Este primer momento poético (de cambios mundiales, además) termina con la disolución de los grupos aparecidos a inicios de la década y la muerte de poetas como el mencionado Carlos Oliva y Juan Vega (ambos del grupo Neón). Por esos años apareció desde Trujillo un joven poeta, Lizardo Cruzado, con un buen primer poemario Este es mi cuerpo, con el que se sellaría esta primera etapa marcada por la intensidad existencial, el tanatos y, al mismo tiempo, el vitalismo del lenguaje poético.

El segundo momento coincide con la aparición de revistas literarias como Dedo Crítico, Ajos & Zafiros y posteriormente More Ferarum [8]. Esto significó el surgimiento de jóvenes críticos (aunque no necesariamente podamos hablar ya de una nueva crítica), algunos de los cuales son los mismos poetas. Y por el lado de la creación, con el colectivo surgido de la Universidad Católica: Inmanencia. Ahora, a diferencia de los poetas que aparecieron a inicios de los noventa, se daba más importancia a la publicación, y, en el buen sentido, a cierto academicismo. Con Inmanencia ya no se esperaba lo que en su momento se esperó de grupos como Neón o Noble Katerba.

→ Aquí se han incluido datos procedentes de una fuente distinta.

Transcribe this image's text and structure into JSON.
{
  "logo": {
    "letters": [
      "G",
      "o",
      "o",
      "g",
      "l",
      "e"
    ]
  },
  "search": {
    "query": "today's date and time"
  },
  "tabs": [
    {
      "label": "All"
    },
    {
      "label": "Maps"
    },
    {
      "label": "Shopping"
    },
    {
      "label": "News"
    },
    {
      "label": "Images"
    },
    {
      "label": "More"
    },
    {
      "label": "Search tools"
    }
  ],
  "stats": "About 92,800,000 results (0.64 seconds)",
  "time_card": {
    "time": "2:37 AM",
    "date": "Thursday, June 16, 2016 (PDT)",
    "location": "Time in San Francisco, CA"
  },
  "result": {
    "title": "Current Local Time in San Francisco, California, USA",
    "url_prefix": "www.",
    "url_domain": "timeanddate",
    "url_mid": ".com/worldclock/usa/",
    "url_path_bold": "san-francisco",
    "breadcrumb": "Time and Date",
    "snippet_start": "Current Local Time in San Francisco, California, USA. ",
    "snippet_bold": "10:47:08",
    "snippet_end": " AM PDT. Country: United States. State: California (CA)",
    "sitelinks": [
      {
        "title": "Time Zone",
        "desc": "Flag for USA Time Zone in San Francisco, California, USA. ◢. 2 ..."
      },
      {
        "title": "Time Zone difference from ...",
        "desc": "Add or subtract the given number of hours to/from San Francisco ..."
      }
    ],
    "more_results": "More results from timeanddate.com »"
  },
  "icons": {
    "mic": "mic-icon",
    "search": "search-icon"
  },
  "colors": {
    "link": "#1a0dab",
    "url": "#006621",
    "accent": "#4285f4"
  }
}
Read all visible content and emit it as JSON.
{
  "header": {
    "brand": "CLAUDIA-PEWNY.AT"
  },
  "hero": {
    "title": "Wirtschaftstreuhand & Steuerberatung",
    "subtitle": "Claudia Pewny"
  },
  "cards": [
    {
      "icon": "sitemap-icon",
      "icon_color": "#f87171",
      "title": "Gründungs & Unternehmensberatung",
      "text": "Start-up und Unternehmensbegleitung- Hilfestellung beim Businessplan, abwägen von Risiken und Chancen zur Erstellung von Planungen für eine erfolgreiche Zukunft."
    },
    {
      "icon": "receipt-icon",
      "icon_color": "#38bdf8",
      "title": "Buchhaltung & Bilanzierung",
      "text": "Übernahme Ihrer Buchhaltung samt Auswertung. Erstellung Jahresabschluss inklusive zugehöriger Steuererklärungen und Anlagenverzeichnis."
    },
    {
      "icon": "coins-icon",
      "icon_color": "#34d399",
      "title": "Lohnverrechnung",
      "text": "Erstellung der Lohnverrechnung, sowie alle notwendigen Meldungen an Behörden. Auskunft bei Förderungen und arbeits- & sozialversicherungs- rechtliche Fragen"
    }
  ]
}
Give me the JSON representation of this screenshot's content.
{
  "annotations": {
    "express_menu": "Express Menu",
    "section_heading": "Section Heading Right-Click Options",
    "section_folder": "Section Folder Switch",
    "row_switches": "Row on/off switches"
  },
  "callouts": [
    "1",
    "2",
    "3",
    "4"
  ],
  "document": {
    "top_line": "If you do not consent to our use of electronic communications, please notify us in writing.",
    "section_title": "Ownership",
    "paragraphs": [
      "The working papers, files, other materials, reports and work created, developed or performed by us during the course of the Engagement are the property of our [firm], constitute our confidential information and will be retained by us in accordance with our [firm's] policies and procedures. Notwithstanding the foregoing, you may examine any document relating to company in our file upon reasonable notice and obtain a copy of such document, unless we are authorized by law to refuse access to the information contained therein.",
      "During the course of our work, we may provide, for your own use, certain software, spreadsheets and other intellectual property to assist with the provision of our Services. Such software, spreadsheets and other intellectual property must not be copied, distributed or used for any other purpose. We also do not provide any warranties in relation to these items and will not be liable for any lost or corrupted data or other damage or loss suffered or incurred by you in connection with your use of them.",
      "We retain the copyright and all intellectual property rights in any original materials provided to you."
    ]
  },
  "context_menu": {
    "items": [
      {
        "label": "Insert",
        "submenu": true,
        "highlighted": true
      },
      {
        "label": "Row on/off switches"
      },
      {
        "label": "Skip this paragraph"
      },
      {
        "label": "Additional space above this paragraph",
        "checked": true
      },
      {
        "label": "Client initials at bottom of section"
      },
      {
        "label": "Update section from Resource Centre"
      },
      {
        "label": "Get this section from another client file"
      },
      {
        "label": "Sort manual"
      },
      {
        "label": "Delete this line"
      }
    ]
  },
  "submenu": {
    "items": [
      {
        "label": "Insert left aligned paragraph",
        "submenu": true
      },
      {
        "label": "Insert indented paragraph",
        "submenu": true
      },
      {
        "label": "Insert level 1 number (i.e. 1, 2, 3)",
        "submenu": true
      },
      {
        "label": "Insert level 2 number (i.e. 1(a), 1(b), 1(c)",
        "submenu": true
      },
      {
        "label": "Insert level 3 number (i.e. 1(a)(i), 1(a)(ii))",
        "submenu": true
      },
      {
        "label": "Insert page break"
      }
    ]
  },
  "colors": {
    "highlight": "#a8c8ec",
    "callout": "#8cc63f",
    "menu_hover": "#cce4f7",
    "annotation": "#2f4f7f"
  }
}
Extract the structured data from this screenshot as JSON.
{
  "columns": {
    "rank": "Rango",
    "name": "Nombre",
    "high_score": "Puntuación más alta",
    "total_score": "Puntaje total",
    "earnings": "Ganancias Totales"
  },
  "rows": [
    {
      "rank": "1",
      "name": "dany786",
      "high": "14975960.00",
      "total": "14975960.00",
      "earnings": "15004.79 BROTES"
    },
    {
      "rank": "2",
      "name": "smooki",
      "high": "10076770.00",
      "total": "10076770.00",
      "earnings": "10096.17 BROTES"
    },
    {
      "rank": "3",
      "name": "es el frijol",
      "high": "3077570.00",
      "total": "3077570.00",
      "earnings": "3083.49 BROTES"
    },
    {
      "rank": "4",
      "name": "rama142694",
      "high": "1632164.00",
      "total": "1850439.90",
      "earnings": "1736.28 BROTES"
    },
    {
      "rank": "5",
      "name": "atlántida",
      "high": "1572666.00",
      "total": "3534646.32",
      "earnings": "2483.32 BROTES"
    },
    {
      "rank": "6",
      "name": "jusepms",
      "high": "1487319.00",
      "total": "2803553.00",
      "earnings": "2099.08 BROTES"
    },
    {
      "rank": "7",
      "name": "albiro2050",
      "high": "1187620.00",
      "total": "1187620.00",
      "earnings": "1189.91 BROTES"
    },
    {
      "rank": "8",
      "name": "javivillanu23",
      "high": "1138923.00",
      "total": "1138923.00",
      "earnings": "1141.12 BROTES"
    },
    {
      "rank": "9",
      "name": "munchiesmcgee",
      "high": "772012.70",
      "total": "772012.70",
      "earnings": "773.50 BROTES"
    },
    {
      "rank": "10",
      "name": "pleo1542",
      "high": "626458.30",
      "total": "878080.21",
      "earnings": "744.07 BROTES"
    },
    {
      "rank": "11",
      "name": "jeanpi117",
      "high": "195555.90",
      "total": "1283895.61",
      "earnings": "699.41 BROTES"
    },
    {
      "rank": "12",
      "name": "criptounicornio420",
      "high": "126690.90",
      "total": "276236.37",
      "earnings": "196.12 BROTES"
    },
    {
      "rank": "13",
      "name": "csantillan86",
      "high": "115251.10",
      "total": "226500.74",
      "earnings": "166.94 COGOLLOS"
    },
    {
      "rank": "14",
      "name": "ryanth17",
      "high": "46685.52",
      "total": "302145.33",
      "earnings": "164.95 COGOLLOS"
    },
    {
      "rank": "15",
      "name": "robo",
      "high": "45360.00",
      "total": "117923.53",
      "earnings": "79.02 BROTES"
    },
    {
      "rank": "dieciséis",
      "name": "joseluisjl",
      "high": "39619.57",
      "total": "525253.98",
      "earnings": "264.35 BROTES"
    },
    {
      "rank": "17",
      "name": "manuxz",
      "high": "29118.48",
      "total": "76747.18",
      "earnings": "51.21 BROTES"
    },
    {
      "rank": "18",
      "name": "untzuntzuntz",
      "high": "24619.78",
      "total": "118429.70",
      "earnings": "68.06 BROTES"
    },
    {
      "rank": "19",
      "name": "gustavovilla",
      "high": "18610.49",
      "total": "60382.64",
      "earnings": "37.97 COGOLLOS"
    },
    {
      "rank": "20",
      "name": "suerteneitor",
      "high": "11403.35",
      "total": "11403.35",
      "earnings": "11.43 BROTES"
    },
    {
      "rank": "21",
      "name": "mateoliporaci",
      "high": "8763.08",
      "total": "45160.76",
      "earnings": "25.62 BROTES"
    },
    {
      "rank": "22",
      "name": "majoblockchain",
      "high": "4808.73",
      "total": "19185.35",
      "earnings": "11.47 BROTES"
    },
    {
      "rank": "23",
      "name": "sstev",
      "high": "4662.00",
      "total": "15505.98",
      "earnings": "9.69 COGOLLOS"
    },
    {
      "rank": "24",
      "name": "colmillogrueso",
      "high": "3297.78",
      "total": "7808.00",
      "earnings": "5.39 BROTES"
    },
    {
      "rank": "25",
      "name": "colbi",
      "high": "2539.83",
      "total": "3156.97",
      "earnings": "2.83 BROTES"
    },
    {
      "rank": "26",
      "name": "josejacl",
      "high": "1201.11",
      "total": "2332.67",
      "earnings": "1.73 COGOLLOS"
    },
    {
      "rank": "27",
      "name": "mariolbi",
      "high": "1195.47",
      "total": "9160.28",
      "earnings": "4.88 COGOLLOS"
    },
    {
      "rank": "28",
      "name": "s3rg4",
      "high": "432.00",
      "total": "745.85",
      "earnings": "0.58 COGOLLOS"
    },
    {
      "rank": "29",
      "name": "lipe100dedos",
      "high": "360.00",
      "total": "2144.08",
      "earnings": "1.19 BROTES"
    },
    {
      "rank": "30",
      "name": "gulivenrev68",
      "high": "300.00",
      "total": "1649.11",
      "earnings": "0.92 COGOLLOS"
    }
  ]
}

Definitivamente los tiempos habían cambiado, o terminado por cambiar. De cada grupo o de cada poeta sólo se puede esperar ahora sólo una cosa: hacer poesía, y allí justamente radica el carácter abierto de estos tiempos, pues tratar definir qué es poesía es el trabajo de hoy. Este segundo momento, si es que se cerró, terminó con la década y simbólicamente con la muerte del poeta Josemari Recalde, cuyo Libro del sol expresa esa búsqueda espiritual (mística y ética) a que llegó la inclasificable poesía de la década del noventa.

El tercer momento es el nacimiento de grupos como Cieno, El Club de la Serpiente, Sociedad Elefante, Colmena, Planeta Jade, los poetas que ya venían en la revista El Vientre, los nuevos poetas de la revista Girabel, los novísimos poetas como Cecilia Podestá, Romy Sordómez, Elisa Fuenzalida, Jessica Pita, Alessandra Tenorio, Miguel Malpartida, Miguel Ángel Sanz, etc. Así como ya sucedía con los nuevos grupos y poetas de inicios del noventa, aquí se da el intercambio, la comunicación entre ellos, creando de este modo espacios culturales más abiertos.



¿POETA?

Cuando se empieza a escribir poesía sentimos que el río re-verbal se bifurca hacia infinitos significados, campos semánticos en los que esperamos que broten flores, y en ese trance, alados en esa pesadilla, como si por entre consonantes miráramos una avenida, deseamos allí mismo fundar para siempre un mundo bajo las constelaciones de Dante, Hölderlin, Baudelaire, Rimbaud, Mallarmé, Pessoa, García Lorca, Vallejo...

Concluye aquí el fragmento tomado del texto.